Examining the many changes found in the new version of Office 365, I figured I’d set up SkyDrive Pro syncing on my PCs, so that I could sync my SharePoint Online-based document store with my PCs, just as I do with the consumer-oriented SkyDrive. And sure enough, it works just fine once you get it set up correctly. The trick is getting it set up directly.

As I wrote a few months back in Office 365: SkyDrive Pro, Microsoft decided to rebrand SharePoint MySites as SkyDrive Pro in this wave of releases (SharePoint, including SharePoint Online in the business versions of Office 365). I assume they felt the SkyDrive brand had some value, though I find the branding a bit confusing and suspect others do as well.

In any event, the SkyDrive Pro web interface is readily available directly from the Office 365 toolbar. (Annoyingly, it’s called SkyDrive.)

When you click this link, you’re brought to what used to be your My Site, “the place to store, sync, and share your work.”

Office 365 My Site

The web interface is simple enough, but who accesses documents from the web? What you want to do is access documents from your PC. There are two basic ways to do so: Office 2013 can be easily configured to access your SkyDrive Pro-based document store by default—indeed, this is automatic if you installed the suite from your Office 365 subscription—which works well if you only use Office and are always online. But you can also set up SkyDrive Pro to sync that document library with your PC. This lets you use it seamlessly with non-Office applications. And, best of all, use it offline.

If you’re familiar with the consumer-oriented SkyDrive application for Windows, you know that you can easily install it from the web, connect to your Microsoft account, and then begin syncing. (You can optionally choose which parts of SkyDrive sync now as well, a big improvement.) And you may have heard that the SkyDrive Pro desktop application works similarly.

And it does, sort of.

If you install a retail or Office 365 (business) version of Office 2013, the SkyDrive Pro desktop application is installed as well. You can find this with Start search and launch it, just as you would with the SkyDrive application. (Currently, this is the only way to get SkyDrive Pro, which is a bit unfortunate. I’m not aware of a way to download this application separately.)

The trouble is, when you do so, you get a fairly obtuse window that most users won’t understand.

Microsoft SkyDrive Pro

If you’re lucky, someone in IT has explained what URL you need there, or maybe you’re just particularly technical. But if not, no worries. There’s a very simple way to get this configured properly. Simply sign into Office 365 on the web and navigate to that SkyDrive link in the toolbar. In the SkyDrive Pro web interface, you’ll see a SYNC button in the upper right corner.

Click that link to sync that document library with the file system on your PC using the SkyDrive Pro application on your PC. You’ll be asked to sign in to your Office 365 account, naturally, and then you’re good to go.

From here, SkyDrive Pro works much like SkyDrive. You’ll see a SkyDrive Pro link in Favorites in File Explorer, and it looks and works much the same as does SkyDrive. (Likewise, a blue SkyDrive Pro icon will appear in the system tray.) The big difference is that there’s not a lot in the way of configuration: Where SkyDrive provides a number of options, SkyDrive Pro does not.

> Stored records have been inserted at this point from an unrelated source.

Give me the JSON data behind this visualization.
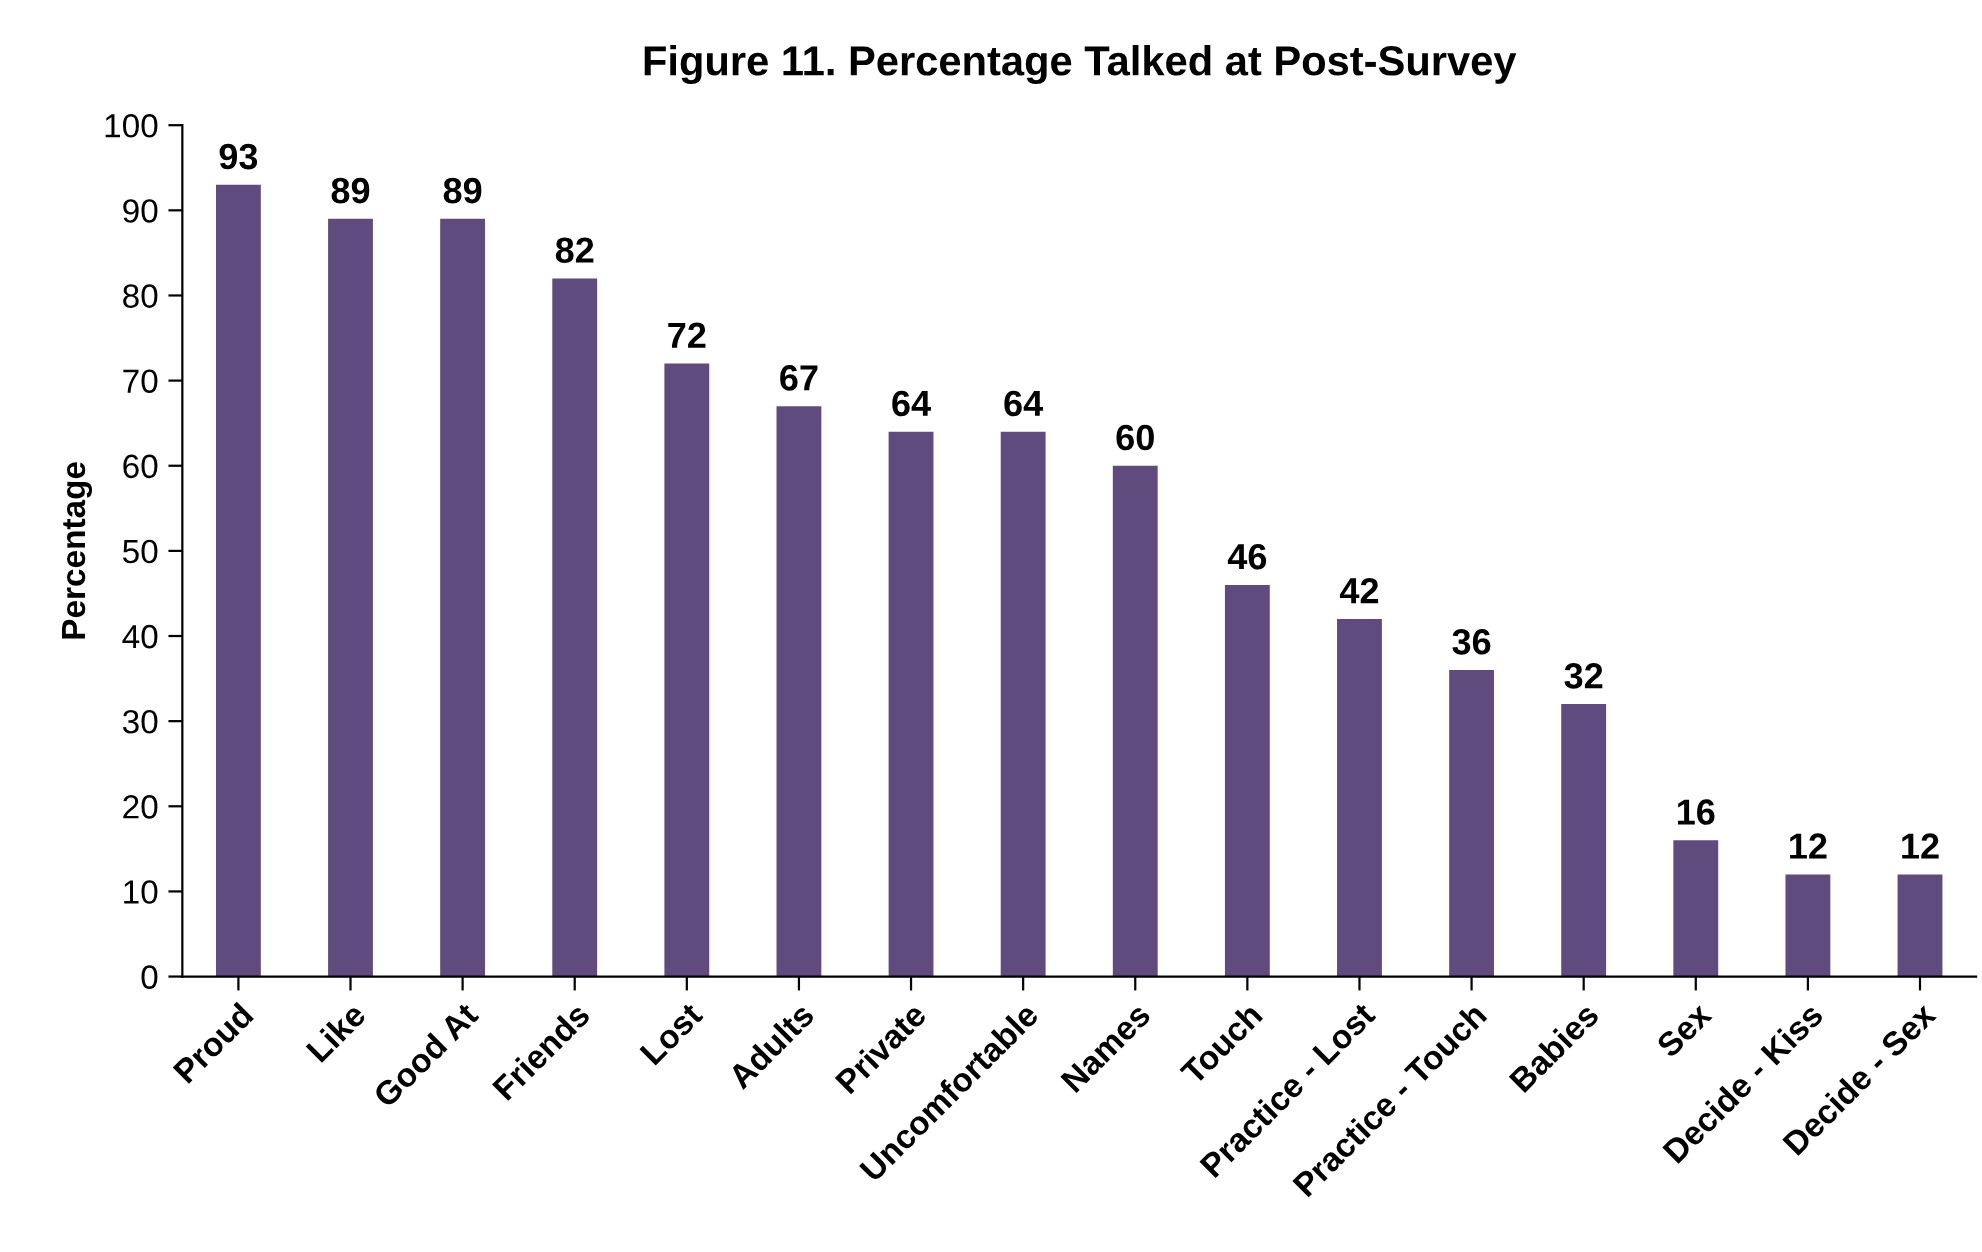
{
  "chart_data": {
    "type": "bar",
    "title": "Figure 11. Percentage Talked at Post-Survey",
    "ylabel": "Percentage",
    "categories": [
      "Proud",
      "Like",
      "Good At",
      "Friends",
      "Lost",
      "Adults",
      "Private",
      "Uncomfortable",
      "Names",
      "Touch",
      "Practice - Lost",
      "Practice - Touch",
      "Babies",
      "Sex",
      "Decide - Kiss",
      "Decide - Sex"
    ],
    "values": [
      93,
      89,
      89,
      82,
      72,
      67,
      64,
      64,
      60,
      46,
      42,
      36,
      32,
      16,
      12,
      12
    ],
    "color": "#5f4b7d",
    "ylim": [
      0,
      100
    ],
    "yticks": [
      0,
      10,
      20,
      30,
      40,
      50,
      60,
      70,
      80,
      90,
      100
    ],
    "grid": false,
    "legend": false,
    "data_labels": true
  }
}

I haven’t yet loaded up SkyDrive Pro with enough content to test the performance, let alone the performance of having this run side-by-side with SkyDrive. Microsoft tells me it will work just fine. But if you are using a business-oriented Office 365 version, you’re probably going to want to get this up and running. Assuming it performs like SkyDrive, this is a great addition to Office on your PC.